Şairin hassasiyeti, duyguları, meselelere bakışı ne kadar hür ise, tespitleri de o nispetle kuşatıcıdır. Bir bakıma şairler maşeri vicdanın sesidir.
Pek çok kimsenin fark etmediğini fark eder, duygularını tespitlerini aynı zamanda zevkle okumamızı sağlar.
Şiirin kendine has bir musîkısi vardır ki hemen herkesi kuşatıverir. Çoğu zaman duygularımızı şiirle ifade ederiz. Kısa ve öz olarak bir beyit, bir kıta sayfalar dolusu düşüncemizi iadeye imkân verir.
Hemen her konuda kayda alınmış mısralar yüzyıllar dan bu yana bu sebeple devam  edip gelmektedir.
Şairi unutulmaz kılan sebeplerden en başta geleni de budur.
Kim bilir, şu günlerde kar yağışı hangi şairimize neler ilham etmiştir.
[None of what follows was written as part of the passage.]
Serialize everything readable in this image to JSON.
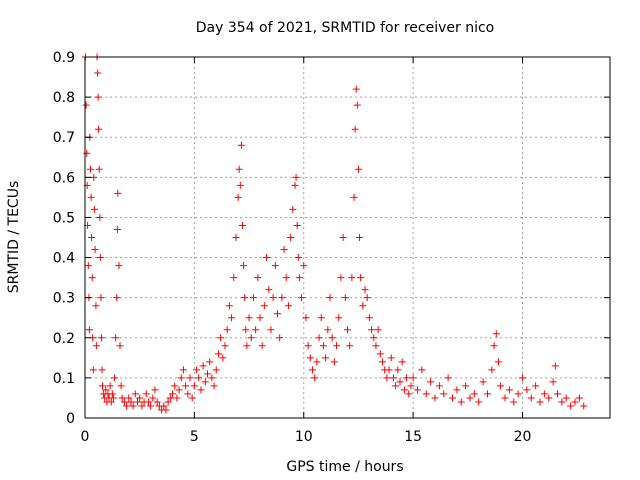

Kimi çocukluk günlerindeki uzun kış gecelerinde dinlediği masalları, kimi de bahara doğru yamaçlardan fışkıran rengarenk çiğdemler dermiştir hayal dünyasında.
Ehhh…  bizde karlı bir şiirimizde,
Gün doğarken ardından yüksekçe tepelerin,
Uzanıp ellerinden tutarak gülüyorum.
Kar beyazı tenine ateş düşerken bir an,
İçimdeki o masum şarkıyı söylüyorum… demişiz.